But how is the execution also dependent on the message (the inputs)?
Actually, there are (at least) two potential timing attacks.
One is as you suggest; the timing (at least, for this simple exponentiation algorithm) is related to the hamming weight of the secret exponents. However, as you have observed, the secret exponents aren't dependent on the ciphertext.
However, there is a second potential timing variation that the attacker might attempt to exploit. Suppose that you compute an intermediate value $C^{k} \bmod N$, and that value just happens to be unusually small.

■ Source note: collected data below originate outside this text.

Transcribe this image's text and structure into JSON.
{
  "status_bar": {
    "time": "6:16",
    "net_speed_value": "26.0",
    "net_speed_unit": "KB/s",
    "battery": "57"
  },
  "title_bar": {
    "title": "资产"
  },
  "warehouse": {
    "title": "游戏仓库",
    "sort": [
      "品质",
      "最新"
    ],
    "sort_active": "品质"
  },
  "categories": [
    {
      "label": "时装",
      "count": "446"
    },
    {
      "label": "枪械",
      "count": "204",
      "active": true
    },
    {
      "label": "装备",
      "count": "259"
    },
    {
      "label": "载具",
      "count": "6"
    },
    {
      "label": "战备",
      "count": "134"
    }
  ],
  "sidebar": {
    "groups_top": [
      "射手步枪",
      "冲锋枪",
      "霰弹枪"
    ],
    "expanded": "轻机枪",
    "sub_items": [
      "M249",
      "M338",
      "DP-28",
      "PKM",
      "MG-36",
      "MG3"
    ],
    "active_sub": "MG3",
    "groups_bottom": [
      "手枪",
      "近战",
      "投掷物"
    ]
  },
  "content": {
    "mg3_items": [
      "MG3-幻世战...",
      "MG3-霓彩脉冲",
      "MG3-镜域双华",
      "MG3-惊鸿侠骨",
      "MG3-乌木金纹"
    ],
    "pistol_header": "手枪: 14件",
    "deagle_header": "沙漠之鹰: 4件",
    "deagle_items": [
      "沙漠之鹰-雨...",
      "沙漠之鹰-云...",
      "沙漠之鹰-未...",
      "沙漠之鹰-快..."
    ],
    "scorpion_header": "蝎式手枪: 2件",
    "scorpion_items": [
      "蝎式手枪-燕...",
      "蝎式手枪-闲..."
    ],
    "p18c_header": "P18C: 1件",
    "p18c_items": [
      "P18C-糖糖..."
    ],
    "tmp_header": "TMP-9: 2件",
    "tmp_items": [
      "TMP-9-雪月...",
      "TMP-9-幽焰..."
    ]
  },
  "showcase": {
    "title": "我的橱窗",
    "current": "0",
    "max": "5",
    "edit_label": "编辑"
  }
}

Then, depending on the bignum library you use, it is possible that the next operation (especially if it is square, possibly if it is a multiply) will go unexpectedly fast, and that timing variation would tell you if $k$ was an intermediate exponent (which gives you a number of bits of the secret exponent).
Now, in practice, it doesn't work that well; it's hard to compute $C$ values where $C^k \bmod N$ is small (and it becomes even harder if the implementation uses CRT, there you'd need values where $C^k \bmod p, q$ are small.

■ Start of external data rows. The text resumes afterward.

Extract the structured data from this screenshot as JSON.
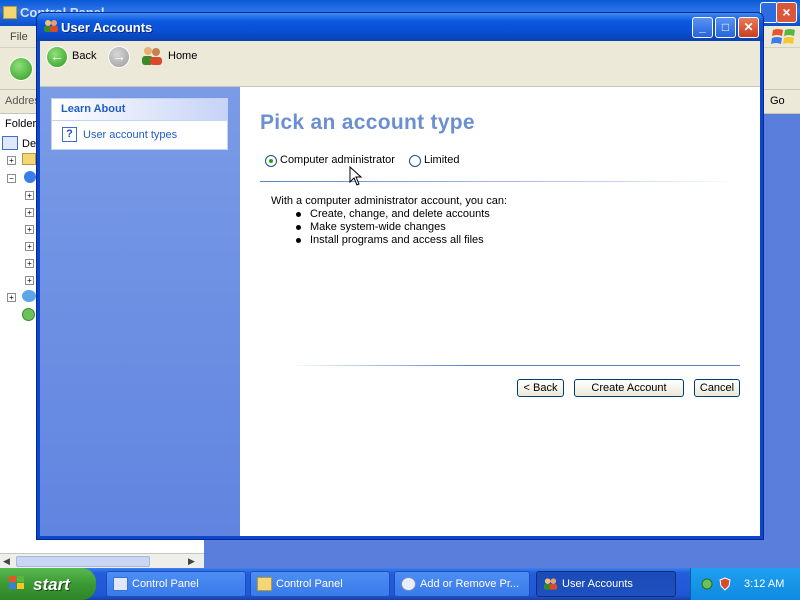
{
  "background_window": {
    "title": "Control Panel",
    "menu_file": "File",
    "address_label": "Address",
    "go_label": "Go",
    "folders_label": "Folders",
    "tree_first_label": "De"
  },
  "window": {
    "title": "User Accounts",
    "controls": {
      "minimize": "_",
      "maximize": "□",
      "close": "✕"
    }
  },
  "toolbar": {
    "back_label": "Back",
    "forward_icon": "forward-arrow-icon",
    "home_label": "Home"
  },
  "learn_about": {
    "header": "Learn About",
    "link": "User account types"
  },
  "main": {
    "title": "Pick an account type",
    "options": [
      {
        "label": "Computer administrator",
        "selected": true
      },
      {
        "label": "Limited",
        "selected": false
      }
    ],
    "description": "With a computer administrator account, you can:",
    "bullets": [
      "Create, change, and delete accounts",
      "Make system-wide changes",
      "Install programs and access all files"
    ],
    "buttons": {
      "back": "< Back",
      "create": "Create Account",
      "cancel": "Cancel"
    }
  },
  "taskbar": {
    "start_label": "start",
    "tasks": [
      {
        "label": "Control Panel",
        "active": false
      },
      {
        "label": "Control Panel",
        "active": false
      },
      {
        "label": "Add or Remove Pr...",
        "active": false
      },
      {
        "label": "User Accounts",
        "active": true
      }
    ],
    "clock": "3:12 AM"
  },
  "colors": {
    "title_blue": "#0a4ed2",
    "left_pane": "#6f91e3",
    "heading": "#6b8fd0",
    "link": "#215dc6",
    "start_green": "#3b9a33",
    "taskbar_blue": "#245edb"
  }
}
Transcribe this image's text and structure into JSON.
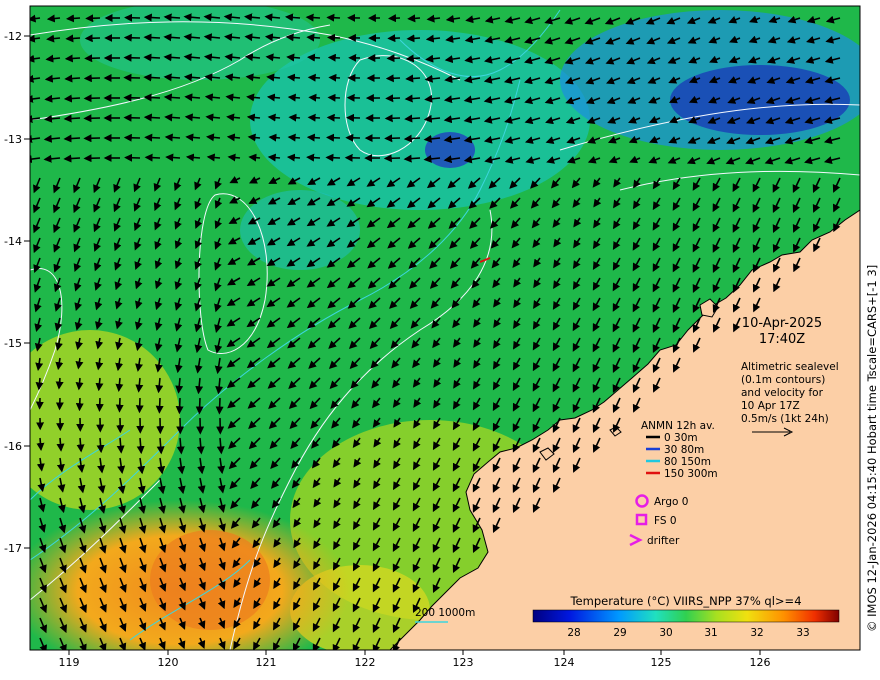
{
  "map": {
    "lat_ticks": [
      "-12",
      "-13",
      "-14",
      "-15",
      "-16",
      "-17"
    ],
    "lon_ticks": [
      "119",
      "120",
      "121",
      "122",
      "123",
      "124",
      "125",
      "126"
    ],
    "colors": {
      "land": "#fccfa6",
      "cool": "#2a4fd0",
      "mid": "#1fb84a",
      "warm": "#f2a21a",
      "contour": "#f4f8ff",
      "isobath": "#3dd6dd",
      "arrow": "#000000"
    }
  },
  "annotations": {
    "date": "10-Apr-2025",
    "time": "17:40Z",
    "altimetry_lines": [
      "Altimetric sealevel",
      "(0.1m contours)",
      "and velocity for",
      "10 Apr 17Z",
      "0.5m/s (1kt 24h)"
    ]
  },
  "legend": {
    "title": "ANMN 12h av.",
    "depths": [
      {
        "label": "0 30m",
        "color": "#000000"
      },
      {
        "label": "30 80m",
        "color": "#1a3fd4"
      },
      {
        "label": "80 150m",
        "color": "#20c8e0"
      },
      {
        "label": "150 300m",
        "color": "#e01010"
      }
    ],
    "argo": "Argo 0",
    "fs": "FS 0",
    "drifter": "drifter",
    "marker_color": "#e61ee6"
  },
  "bathy_label": "200  1000m",
  "colorbar": {
    "title": "Temperature (°C) VIIRS_NPP 37% ql>=4",
    "ticks": [
      "28",
      "29",
      "30",
      "31",
      "32",
      "33"
    ]
  },
  "side_credit": "© IMOS 12-Jan-2026 04:15:40 Hobart time Tscale=CARS+[-1 3]"
}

So, what you end up doing is passing in random $C$ values, looking for values that are processed unexpectedly fast, and deducing things from that.
The proposed solution of Kocher is "blinding" by a adding a random value to the message.
I'm pretty sure you misunderstood. For one, adding a random value to the message gives an unrelated result.
If Paul proposed anything (he has proposed a number of things; I don't remember hearing these specifically from him), he may have suggested one of the following two things:
Multiplying a random value to the message. That is, select a random value $r$, compute $r^e \bmod n$ and $r^{-1} \bmod n$; then multiple $c' = (r^e \bmod n) \cdot c$; perform the RSA operation on $c'$ resulting in $t' = RSA_{private}(c')$, and then compute the final $t = t' \cdot (r^{-1} \bmod n)$. The RSA operation is done on an equidistributed value, and hence there aren't any message-based side channel leaks there
Add a random value to the exponent. That is, (and I'll assume you're doing CRT here) select a random value $r$, and compute $t_p = (c \bmod p)^{d_p + r(p-1)} \bmod p$ (and similarly for $q$). Except for a couple of the lower order bits, the exponent you use are randomized (and that could be covered by always selecting $p \equiv q \equiv 3 \pmod 4$)
On the other hand, Paul would never suggest either of the above as the sole protection for a badly leaking modular exponentiation routine. Using power analysis (invented by Paul), you could obtain the exponent from a single trace; this would foil either of these countermeasures.